Amazon shares are in the red after the group’s third-quarter EPS came in at $4.23, which undershot the $4.62 forecast. Revenue for the period was $70 billion, which just shy of analysts’ expectations. The group’s cloud business, falls under Amazon Web Services, and that division posted $9 billion in sales, which was slightly below forecasts. The e-commerce giant is expecting fourth-quarter revenue to be $80-$86.5 billion, but traders were predicting $87.4 billion. The fact that Amazon’s guidance was below expectations suggests that we could be in for a slightly softer holiday shopping period.

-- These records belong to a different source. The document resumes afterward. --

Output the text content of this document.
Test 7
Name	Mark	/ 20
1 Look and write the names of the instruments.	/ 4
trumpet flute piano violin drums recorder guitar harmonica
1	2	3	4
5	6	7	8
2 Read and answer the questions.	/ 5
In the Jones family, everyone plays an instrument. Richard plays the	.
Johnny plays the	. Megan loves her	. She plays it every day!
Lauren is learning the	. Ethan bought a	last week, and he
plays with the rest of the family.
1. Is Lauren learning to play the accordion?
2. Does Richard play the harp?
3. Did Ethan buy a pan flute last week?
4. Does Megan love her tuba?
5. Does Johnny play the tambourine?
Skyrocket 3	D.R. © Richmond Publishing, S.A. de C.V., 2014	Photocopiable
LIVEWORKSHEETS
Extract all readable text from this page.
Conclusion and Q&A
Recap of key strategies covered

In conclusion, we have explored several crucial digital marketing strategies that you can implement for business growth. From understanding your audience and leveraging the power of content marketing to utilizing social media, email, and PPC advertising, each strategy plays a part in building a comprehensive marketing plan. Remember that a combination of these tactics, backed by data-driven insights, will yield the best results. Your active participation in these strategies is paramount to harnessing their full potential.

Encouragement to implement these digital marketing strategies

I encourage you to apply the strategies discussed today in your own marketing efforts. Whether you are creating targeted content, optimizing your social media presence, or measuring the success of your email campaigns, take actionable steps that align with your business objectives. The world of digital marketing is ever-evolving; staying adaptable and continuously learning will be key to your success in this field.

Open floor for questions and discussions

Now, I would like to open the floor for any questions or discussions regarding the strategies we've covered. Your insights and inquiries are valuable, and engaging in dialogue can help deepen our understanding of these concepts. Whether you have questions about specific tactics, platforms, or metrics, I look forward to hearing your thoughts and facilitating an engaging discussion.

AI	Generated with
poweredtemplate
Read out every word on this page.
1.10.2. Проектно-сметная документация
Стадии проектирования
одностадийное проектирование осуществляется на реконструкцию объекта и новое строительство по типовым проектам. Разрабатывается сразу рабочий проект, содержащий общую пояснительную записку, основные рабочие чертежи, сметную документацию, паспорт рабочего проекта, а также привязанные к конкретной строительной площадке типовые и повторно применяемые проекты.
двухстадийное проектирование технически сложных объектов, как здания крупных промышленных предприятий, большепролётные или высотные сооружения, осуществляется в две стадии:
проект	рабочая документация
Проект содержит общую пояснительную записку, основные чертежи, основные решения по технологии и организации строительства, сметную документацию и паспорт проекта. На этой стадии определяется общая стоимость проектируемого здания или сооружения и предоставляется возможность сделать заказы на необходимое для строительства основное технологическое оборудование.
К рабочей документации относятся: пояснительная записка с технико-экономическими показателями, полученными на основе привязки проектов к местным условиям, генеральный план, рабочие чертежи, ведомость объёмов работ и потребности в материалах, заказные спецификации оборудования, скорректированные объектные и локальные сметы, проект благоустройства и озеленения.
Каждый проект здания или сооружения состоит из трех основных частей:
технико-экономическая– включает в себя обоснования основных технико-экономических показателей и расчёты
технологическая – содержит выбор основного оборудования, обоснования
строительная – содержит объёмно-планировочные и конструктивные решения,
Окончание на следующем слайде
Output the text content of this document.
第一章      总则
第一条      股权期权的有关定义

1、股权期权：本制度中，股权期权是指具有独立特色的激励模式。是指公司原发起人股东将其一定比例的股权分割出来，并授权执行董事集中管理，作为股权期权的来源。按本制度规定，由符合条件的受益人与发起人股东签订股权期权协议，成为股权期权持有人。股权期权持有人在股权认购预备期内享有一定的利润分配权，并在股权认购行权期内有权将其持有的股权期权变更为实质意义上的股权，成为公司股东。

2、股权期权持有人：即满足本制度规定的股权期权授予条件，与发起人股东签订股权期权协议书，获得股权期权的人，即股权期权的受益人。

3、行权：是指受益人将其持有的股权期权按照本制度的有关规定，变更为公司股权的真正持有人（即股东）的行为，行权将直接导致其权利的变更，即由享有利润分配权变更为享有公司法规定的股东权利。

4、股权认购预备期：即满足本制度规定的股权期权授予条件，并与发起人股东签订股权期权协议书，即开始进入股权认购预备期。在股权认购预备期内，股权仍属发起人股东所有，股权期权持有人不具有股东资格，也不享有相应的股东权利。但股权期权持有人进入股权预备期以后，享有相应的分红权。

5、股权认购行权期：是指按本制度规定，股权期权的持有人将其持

It has been a quiet day in terms of economic announcements from Europe. The German Ifo business climate remained at 94.6, slightly topping forecasts. Other than that, there were no other major economic updates from the Continent. A slight push higher in the US dollar index hit has put pressure on EUR/USD plus GBP/USD. The pound has held onto the bulk of the gains that it racked up in the past week. UK politics will remain in focus next week as traders will find out whether the EU grants the UK an extension or not. It is in everyone’s economic interest to avoid a no-deal, so a delay is likely to be approved.
Gold snapped out of a period of low volatility. The metal hit a two-week high in addition it pushed back above its 50-day moving average. Should the positive move continue, it might retest the $1,520 level. The Federal Reserve will announce their interest rate decision next week. Chatter of a rate cut is likely to keep gold elevated.
Oil prices have cooled a little in the wake of a positive week for the energy market. The Energy Information Administration report showed a decline in US oil as well as gasoline stockpiles. In addition to that, OPEC delegates have suggested that maintaining production curbs could be used to offset softer global demand. It seems that some traders are squaring up their books ahead the weekend.
CMC Markets is an execution-only service provider. The material (whether or not it states any opinions) is for general information purposes only, and does not take into account your personal circumstances or objectives. Nothing in this material is (or should be considered to be) financial, investment or other advice on which reliance should be placed. No opinion given in the material constitutes a recommendation by CMC Markets or the author that any particular investment, security, transaction or investment strategy is suitable for any specific person. The material has not been prepared in accordance with legal requirements designed to promote the independence of investment research. Although we are not specifically prevented from dealing before providing this material, we do not seek to take advantage of the material prior to its dissemination.